If you are the client who isn’t connecting, I’d bring it up to the therapist if you feel comfortable or if you think the relationship is worth salvaging. Remember, it’s your relationship with your counselor that is the best predictor of your success in therapy so if you’re not feeling it, talk to her or go elsewhere. Just don’t give up on counseling because there are a zillion and one counselors out there, which means there is definitely the right one for you.

 

Needing context

kids-insideThere’s a lot I don’t know and knowing what I don’t know is a big piece of being a good counselor. One of the most important things I do know is that I can’t make sense of anything without context.

Because I work with kids and parents, people sometimes assume I must have hard and fast rules about what makes for good parenting but hard and fast rules only work on paper. In real life, we make decisions in the context of our histories and our current experiences. We are making big, well thought out decisions and we are making quick, on-the-fly decisions. Those decisions never happen in a vacuum so when people say, “Is this a problem? Is that a problem?” I have to say, “I don’t know. Tell me more.”

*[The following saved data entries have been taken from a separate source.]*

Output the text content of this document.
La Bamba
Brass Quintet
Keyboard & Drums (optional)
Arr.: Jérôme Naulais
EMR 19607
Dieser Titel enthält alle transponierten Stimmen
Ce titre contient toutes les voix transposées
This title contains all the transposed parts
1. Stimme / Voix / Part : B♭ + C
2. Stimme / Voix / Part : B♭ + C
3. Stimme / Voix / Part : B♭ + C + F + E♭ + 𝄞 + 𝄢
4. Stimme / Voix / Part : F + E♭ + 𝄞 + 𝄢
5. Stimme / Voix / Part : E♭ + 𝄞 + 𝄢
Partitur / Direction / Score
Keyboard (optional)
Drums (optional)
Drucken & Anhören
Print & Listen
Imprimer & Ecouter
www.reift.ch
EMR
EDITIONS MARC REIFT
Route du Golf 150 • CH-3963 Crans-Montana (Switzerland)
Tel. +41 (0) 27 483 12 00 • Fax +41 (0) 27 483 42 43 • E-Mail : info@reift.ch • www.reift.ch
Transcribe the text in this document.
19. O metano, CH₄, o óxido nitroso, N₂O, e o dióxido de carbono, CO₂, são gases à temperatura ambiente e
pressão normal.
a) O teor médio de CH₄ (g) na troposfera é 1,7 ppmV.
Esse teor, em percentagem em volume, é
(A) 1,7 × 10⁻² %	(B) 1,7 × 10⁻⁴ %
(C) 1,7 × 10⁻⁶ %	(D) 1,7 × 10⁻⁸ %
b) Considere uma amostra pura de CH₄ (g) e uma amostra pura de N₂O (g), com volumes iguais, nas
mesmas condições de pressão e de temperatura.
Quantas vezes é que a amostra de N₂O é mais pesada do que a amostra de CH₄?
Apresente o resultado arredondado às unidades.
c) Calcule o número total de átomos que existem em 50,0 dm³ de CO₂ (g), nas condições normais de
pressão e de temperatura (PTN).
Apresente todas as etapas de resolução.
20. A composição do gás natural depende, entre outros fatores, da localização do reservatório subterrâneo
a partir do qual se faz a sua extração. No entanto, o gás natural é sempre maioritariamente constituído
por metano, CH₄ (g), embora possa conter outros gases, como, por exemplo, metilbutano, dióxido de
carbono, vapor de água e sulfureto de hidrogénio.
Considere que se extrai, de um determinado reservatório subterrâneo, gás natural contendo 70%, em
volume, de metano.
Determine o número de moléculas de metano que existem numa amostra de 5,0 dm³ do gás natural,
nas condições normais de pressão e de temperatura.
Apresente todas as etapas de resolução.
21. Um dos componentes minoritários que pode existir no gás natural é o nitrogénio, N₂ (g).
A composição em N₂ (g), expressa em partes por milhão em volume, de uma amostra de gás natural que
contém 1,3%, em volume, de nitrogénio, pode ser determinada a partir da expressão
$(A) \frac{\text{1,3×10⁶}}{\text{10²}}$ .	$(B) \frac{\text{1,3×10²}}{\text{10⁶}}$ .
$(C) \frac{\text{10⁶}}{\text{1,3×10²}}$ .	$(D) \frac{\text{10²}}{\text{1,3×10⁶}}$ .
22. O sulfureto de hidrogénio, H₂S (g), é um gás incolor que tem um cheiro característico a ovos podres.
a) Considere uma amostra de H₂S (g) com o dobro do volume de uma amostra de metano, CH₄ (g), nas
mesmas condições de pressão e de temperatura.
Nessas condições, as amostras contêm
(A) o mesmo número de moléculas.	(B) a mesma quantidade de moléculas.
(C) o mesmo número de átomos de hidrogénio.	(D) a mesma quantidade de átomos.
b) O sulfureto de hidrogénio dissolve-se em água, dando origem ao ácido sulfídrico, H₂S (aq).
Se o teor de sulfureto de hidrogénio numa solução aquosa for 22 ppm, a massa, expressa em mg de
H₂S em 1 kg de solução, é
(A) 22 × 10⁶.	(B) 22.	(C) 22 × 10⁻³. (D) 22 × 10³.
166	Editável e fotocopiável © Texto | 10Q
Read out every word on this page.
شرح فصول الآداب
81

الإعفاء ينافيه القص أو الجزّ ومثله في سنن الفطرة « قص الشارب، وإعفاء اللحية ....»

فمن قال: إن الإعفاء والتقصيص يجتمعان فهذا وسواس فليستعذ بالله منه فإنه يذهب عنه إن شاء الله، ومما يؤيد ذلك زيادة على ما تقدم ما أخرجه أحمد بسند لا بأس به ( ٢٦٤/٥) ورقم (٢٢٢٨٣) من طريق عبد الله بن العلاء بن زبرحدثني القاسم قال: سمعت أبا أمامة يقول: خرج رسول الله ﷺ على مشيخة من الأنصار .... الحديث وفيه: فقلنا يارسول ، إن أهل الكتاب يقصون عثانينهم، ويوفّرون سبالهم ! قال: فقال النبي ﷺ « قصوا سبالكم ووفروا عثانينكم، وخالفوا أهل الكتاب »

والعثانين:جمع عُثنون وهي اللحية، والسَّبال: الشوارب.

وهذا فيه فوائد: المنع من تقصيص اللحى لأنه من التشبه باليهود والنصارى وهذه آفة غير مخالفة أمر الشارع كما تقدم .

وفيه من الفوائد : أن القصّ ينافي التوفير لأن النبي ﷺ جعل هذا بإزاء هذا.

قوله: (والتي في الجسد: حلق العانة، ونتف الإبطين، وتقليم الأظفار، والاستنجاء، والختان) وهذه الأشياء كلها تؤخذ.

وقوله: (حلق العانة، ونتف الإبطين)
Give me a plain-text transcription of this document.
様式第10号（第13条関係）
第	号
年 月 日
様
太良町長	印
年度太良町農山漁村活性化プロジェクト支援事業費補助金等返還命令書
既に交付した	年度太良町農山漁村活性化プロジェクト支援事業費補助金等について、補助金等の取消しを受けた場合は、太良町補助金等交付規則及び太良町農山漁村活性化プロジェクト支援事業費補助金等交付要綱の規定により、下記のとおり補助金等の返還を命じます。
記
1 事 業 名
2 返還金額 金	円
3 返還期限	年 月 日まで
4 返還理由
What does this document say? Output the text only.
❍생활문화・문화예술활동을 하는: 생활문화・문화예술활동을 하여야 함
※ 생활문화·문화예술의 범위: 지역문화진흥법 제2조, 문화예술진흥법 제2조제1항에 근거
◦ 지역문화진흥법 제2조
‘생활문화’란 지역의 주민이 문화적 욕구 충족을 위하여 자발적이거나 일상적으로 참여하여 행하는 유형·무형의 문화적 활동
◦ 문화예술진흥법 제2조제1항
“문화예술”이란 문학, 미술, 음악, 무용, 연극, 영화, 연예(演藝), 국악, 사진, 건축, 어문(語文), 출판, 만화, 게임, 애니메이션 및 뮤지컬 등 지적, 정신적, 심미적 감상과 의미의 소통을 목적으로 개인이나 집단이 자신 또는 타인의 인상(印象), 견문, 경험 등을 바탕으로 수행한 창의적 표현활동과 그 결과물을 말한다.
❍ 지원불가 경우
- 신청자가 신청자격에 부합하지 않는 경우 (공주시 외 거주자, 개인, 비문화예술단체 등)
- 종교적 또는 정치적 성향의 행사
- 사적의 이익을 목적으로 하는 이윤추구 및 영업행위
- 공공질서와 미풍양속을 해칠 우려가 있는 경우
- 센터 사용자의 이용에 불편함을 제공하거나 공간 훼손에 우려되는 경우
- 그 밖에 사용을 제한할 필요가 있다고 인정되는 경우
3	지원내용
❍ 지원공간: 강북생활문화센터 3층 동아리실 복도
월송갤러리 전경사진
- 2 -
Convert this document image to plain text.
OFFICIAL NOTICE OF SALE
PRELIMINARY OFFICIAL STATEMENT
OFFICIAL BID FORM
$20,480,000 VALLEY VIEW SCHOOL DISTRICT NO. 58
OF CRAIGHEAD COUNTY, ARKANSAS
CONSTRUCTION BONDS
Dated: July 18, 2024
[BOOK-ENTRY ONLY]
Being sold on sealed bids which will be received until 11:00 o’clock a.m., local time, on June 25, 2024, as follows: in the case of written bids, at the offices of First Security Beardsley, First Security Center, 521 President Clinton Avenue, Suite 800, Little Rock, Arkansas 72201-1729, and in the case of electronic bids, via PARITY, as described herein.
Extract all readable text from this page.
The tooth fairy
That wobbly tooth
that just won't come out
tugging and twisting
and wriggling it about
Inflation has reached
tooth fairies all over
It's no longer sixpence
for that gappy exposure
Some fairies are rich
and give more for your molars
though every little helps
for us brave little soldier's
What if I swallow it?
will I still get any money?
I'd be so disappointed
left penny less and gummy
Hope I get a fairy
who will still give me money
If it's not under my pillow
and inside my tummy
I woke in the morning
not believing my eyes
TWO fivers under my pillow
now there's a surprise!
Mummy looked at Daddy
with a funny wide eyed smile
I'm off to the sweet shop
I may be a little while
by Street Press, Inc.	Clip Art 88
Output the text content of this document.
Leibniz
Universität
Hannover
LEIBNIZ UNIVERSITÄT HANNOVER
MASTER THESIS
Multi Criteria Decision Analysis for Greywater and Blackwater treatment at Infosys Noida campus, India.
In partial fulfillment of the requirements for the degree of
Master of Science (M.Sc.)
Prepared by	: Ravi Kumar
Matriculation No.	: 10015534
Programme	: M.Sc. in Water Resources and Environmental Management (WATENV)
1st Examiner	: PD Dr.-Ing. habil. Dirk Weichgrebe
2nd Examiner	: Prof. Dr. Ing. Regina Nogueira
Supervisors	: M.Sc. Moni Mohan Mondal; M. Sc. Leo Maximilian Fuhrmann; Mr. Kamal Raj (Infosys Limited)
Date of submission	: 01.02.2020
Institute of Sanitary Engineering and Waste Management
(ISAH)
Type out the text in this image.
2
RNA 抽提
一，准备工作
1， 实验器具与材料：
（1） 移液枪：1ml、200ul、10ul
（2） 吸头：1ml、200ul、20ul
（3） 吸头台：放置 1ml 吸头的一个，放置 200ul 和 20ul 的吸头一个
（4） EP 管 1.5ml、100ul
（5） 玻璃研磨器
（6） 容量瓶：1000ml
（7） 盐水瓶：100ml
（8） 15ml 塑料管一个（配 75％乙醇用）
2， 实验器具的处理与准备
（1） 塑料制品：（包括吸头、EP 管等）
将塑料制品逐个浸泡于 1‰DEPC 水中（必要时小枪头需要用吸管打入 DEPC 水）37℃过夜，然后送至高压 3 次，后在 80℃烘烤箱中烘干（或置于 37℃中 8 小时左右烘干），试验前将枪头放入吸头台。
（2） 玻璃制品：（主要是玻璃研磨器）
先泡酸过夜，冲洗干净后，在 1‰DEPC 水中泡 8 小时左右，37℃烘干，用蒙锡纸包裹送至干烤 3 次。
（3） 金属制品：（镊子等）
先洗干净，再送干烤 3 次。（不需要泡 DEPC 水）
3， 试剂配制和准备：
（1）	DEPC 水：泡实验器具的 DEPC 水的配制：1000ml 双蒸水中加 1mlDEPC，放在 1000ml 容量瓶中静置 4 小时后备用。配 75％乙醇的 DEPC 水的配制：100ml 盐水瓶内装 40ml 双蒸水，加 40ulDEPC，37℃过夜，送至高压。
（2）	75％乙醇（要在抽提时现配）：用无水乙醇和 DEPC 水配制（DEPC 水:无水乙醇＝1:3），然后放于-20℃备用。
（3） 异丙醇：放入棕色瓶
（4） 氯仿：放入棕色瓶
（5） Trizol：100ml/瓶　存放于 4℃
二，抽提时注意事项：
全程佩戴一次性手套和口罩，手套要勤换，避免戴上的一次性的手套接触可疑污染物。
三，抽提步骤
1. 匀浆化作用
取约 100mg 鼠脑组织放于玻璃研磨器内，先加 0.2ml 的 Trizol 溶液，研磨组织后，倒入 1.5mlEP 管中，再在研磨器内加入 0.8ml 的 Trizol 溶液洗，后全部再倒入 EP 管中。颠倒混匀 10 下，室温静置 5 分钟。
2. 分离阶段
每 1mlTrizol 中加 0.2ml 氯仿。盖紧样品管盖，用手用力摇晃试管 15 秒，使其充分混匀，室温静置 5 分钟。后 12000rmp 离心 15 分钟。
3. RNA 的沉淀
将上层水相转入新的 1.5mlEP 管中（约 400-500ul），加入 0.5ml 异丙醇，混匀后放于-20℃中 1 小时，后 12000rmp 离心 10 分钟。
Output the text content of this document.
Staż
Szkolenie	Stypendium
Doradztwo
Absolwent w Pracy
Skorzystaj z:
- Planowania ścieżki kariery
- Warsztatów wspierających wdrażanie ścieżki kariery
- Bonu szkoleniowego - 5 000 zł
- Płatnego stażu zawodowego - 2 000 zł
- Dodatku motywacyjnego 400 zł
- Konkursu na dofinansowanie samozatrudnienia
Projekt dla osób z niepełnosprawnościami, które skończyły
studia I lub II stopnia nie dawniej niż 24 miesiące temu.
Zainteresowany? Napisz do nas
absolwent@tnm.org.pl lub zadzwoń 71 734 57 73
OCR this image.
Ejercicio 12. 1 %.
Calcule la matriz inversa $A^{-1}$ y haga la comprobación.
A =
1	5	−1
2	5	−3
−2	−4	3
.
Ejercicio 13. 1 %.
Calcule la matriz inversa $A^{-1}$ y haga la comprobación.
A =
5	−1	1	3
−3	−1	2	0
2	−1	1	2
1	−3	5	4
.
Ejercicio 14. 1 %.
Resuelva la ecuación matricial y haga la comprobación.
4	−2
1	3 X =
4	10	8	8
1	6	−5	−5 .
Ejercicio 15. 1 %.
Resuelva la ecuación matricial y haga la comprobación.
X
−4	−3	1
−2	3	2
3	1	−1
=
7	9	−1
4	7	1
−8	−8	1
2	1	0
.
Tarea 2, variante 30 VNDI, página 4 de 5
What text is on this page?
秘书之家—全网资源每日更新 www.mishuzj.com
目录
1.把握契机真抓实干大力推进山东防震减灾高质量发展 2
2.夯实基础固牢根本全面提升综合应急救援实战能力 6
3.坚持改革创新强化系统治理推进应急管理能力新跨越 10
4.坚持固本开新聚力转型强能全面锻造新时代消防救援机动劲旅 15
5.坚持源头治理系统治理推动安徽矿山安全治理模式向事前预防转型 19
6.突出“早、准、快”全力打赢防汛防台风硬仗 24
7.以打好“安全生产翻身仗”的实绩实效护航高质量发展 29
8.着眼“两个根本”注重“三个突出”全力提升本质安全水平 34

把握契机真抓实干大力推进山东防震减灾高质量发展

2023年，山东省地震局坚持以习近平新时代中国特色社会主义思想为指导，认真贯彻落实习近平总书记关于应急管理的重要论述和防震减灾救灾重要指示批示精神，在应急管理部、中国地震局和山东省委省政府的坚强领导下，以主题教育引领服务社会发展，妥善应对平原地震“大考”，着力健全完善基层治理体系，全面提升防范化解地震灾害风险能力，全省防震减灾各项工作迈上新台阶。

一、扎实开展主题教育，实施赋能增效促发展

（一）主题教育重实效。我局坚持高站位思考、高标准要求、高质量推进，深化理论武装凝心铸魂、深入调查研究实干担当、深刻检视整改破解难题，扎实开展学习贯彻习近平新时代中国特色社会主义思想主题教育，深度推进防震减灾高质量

Before I meet with a child for the first time, I meet with her parents. We talk about what’s going on and we talk about what the parents have tried already. We talk about what works and what doesn’t work. Parents are sometimes apologetic or defensive when they share one parenting choice or another because parents (unfortunately) are used to being judged. But I don’t judge parents. My job is to understand them and understand their goals and to understand their children so that I can help them live out those goals and to support their children.

Let’s take spanking for a very heated, very emotional example. I know great parents who spank and I know terrible parents who don’t. I can’t really tell anything about a parent or about their child or about their struggle when I hear, “I spank my kids.” It’s just a single choice in a sea of choices so when I hear a parent say, “I spank my kids” I want to know more about that. Why? Is it a knee-jerk reaction? A considered decision? Under what circumstances? What is the child’s reaction? What is the parent’s reaction?

This is how I approach all of those hot button issues: co-sleeping or crying it out, homeschooling or not, time outs or non-coercive parenting. I want to know what these decisions mean in the context of that family. How did those decisions happen? How do those decisions support or undermine the family’s goals? Do the parents feel their choices are working for their children? For themselves? Is it time to consider new options?

When I make recommendations, I make them in front of a background of what the research says, what I know from personal experience and from talking to lots (and lots) of families and — most importantly — I do with respect for the child and family in front of me. I may push parents to reconsider some of their previous choices but I will do it with respect for the values that drive those choices.